Eine realistischere Prognose des Strombedarfs ist längst überfällig, sagt Kerstin Andreae, Vorsitzende der BDEW-Hauptgeschäftsführung. „Es ist schon seit Langem klar, dass mehr Strom benötigt wird, wenn Millionen E-Autos und Wärmepumpen auf dem Markt sind und immer mehr grüner Wasserstoff produziert wird. Die Bundesregierung hätte ihre Prognose schon viel früher anpassen können.“ Die neuen CO2-Minderungsziele des novellierten Bundes-Klimaschutzgesetzes hätten den Handlungsdruck jedoch noch einmal deutlich verschärft.
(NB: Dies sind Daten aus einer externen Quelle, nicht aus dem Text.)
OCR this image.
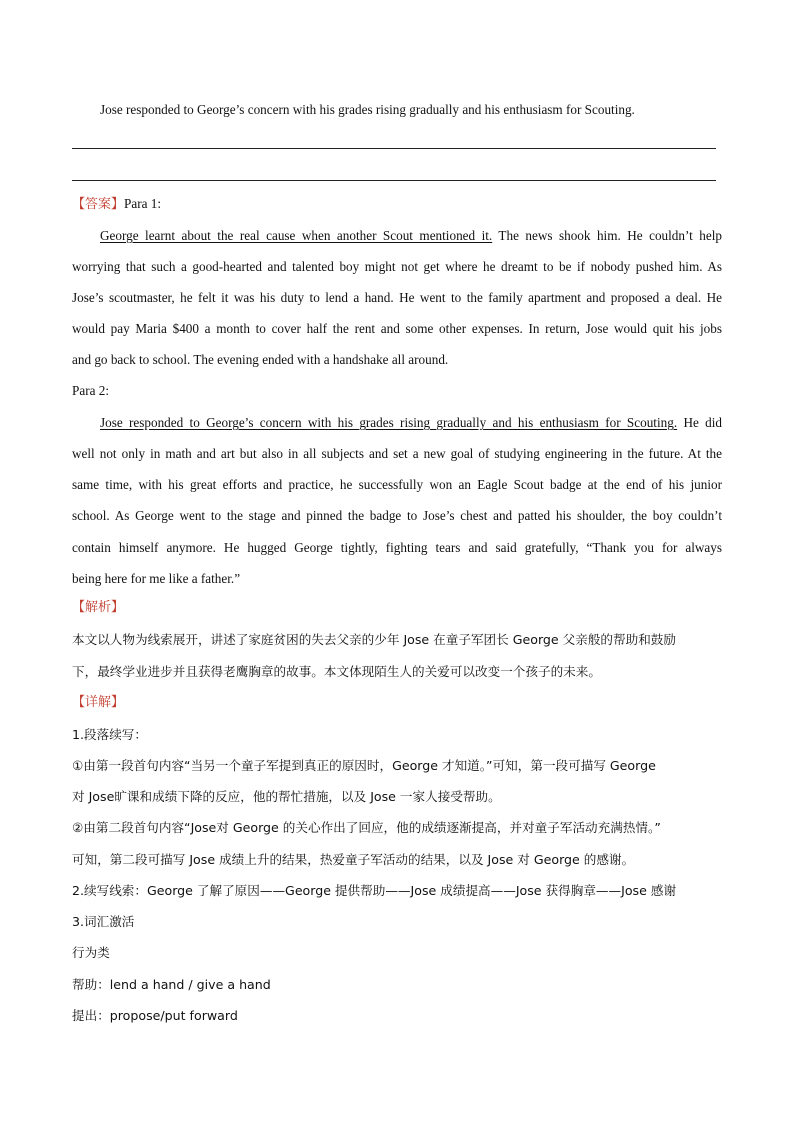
Jose responded to George’s concern with his grades rising gradually and his enthusiasm for Scouting.
【答案】Para 1:
George learnt about the real cause when another Scout mentioned it. The news shook him. He couldn’t help
worrying that such a good-hearted and talented boy might not get where he dreamt to be if nobody pushed him. As
Jose’s scoutmaster, he felt it was his duty to lend a hand. He went to the family apartment and proposed a deal. He
would pay Maria $400 a month to cover half the rent and some other expenses. In return, Jose would quit his jobs
and go back to school. The evening ended with a handshake all around.
Para 2:
Jose responded to George’s concern with his grades rising gradually and his enthusiasm for Scouting. He did
well not only in math and art but also in all subjects and set a new goal of studying engineering in the future. At the
same time, with his great efforts and practice, he successfully won an Eagle Scout badge at the end of his junior
school. As George went to the stage and pinned the badge to Jose’s chest and patted his shoulder, the boy couldn’t
contain himself anymore. He hugged George tightly, fighting tears and said gratefully, “Thank you for always
being here for me like a father.”
【解析】
本文以人物为线索展开，讲述了家庭贫困的失去父亲的少年 Jose 在童子军团长 George 父亲般的帮助和鼓励
下，最终学业进步并且获得老鹰胸章的故事。本文体现陌生人的关爱可以改变一个孩子的未来。
【详解】
1.段落续写：
①由第一段首句内容“当另一个童子军提到真正的原因时，George 才知道。”可知，第一段可描写 George
对 Jose旷课和成绩下降的反应，他的帮忙措施，以及 Jose 一家人接受帮助。
②由第二段首句内容“Jose对 George 的关心作出了回应，他的成绩逐渐提高，并对童子军活动充满热情。”
可知，第二段可描写 Jose 成绩上升的结果，热爱童子军活动的结果，以及 Jose 对 George 的感谢。
2.续写线索：George 了解了原因——George 提供帮助——Jose 成绩提高——Jose 获得胸章——Jose 感谢
3.词汇激活
行为类
帮助：lend a hand / give a hand
提出：propose/put forward
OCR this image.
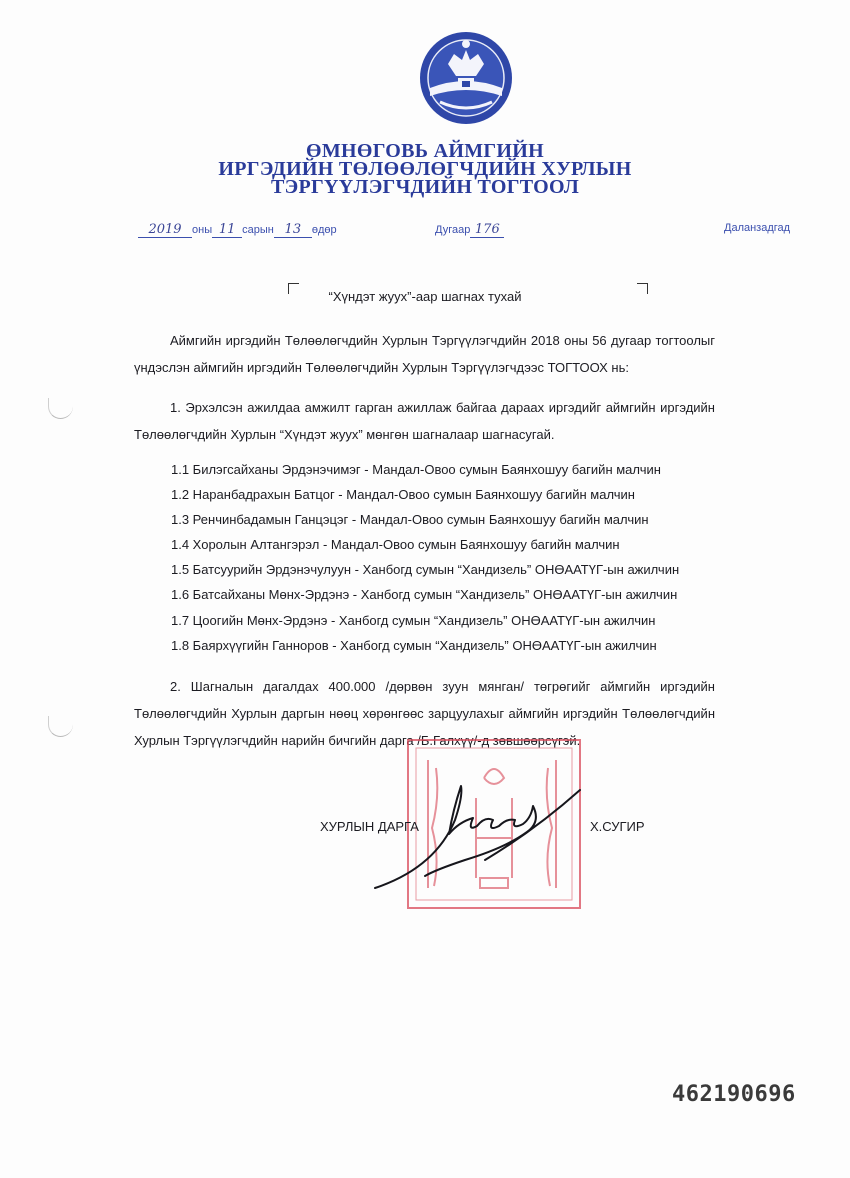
ӨМНӨГОВЬ АЙМГИЙН
ИРГЭДИЙН ТӨЛӨӨЛӨГЧДИЙН ХУРЛЫН
ТЭРГҮҮЛЭГЧДИЙН ТОГТООЛ
2019 оны 11 сарын 13 өдөр	Дугаар 176	Даланзадгад
“Хүндэт жуух”-аар шагнах тухай
Аймгийн иргэдийн Төлөөлөгчдийн Хурлын Тэргүүлэгчдийн 2018 оны 56 дугаар тогтоолыг үндэслэн аймгийн иргэдийн Төлөөлөгчдийн Хурлын Тэргүүлэгчдээс ТОГТООХ нь:
1. Эрхэлсэн ажилдаа амжилт гарган ажиллаж байгаа дараах иргэдийг аймгийн иргэдийн Төлөөлөгчдийн Хурлын “Хүндэт жуух” мөнгөн шагналаар шагнасугай.
1.1 Билэгсайханы Эрдэнэчимэг - Мандал-Овоо сумын Баянхошуу багийн малчин
1.2 Наранбадрахын Батцог - Мандал-Овоо сумын Баянхошуу багийн малчин
1.3 Ренчинбадамын Ганцэцэг - Мандал-Овоо сумын Баянхошуу багийн малчин
1.4 Хоролын Алтангэрэл - Мандал-Овоо сумын Баянхошуу багийн малчин
1.5 Батсуурийн Эрдэнэчулуун - Ханбогд сумын “Хандизель” ОНӨААТҮГ-ын ажилчин
1.6 Батсайханы Мөнх-Эрдэнэ - Ханбогд сумын “Хандизель” ОНӨААТҮГ-ын ажилчин
1.7 Цоогийн Мөнх-Эрдэнэ - Ханбогд сумын “Хандизель” ОНӨААТҮГ-ын ажилчин
1.8 Баярхүүгийн Ганноров - Ханбогд сумын “Хандизель” ОНӨААТҮГ-ын ажилчин
2. Шагналын дагалдах 400.000 /дөрвөн зуун мянган/ төгрөгийг аймгийн иргэдийн Төлөөлөгчдийн Хурлын даргын нөөц хөрөнгөөс зарцуулахыг аймгийн иргэдийн Төлөөлөгчдийн Хурлын Тэргүүлэгчдийн нарийн бичгийн дарга /Б.Галхүү/-д зөвшөөрсүгэй.
ХУРЛЫН ДАРГА	Х.СУГИР
462190696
So geht der BDEW von einem noch größeren Strombedarf in Höhe von etwa 700 Terawattstunden aus. „Aus unserer Sicht ist zudem ein höherer Anteil der Erneuerbaren Energien an der Stromerzeugung von 70 Prozent bis 2030 erforderlich, wenn die Klimaziele erreicht werden sollen. Dadurch wird eine Anhebung der Ausbaupfade im EEG notwendig: Dies könnte für 2030 etwa 100 Gigawatt für Windenergieanlagen an Land, 11 Gigawatt für Biomasse und mindestens Gigawatt für Photovoltaik (Dach und Freifläche) bedeuten“, so Andreae.

Auch die heraufgesetzte Prognose werde der Sektorenkoppelung nicht gerecht, sagt Simone Peter, Präsidentin des Bundesverbands Erneuerbare Energie e.V. (BEE). Zudem kritisiert sie, dass der beschleunigte Ausbau der Erneuerbaren weiter auf sich warten lässt. Damit drohe eine Ökostrom-Lücke. „Die erneute Verschiebung der Festlegung konkreter Ausbauziele ist die gleichzeitige Negierung der nun getroffenen Annahmen“, so Peter. Klimaschutz, Industriestandort und die sichere Energieversorgung verlören wichtige Monate. „Spätestens ein erstes 100-Tage-Programm einer neuen Bundesregierung muss den Erneuerbaren-Turbo in allen Sektoren und für die Sektorenkopplung einschalten, zusammen mit den Ländern mehr Flächen und Genehmigungen bereitstellen und eine Akzeptanzoffensive mit und für die Bürgerinnen und Bürger starten“, sagt die BEE-Präsidentin.

Anmerkung der Redaktion: Wir ergänzen diese News laufend um weitere Statements.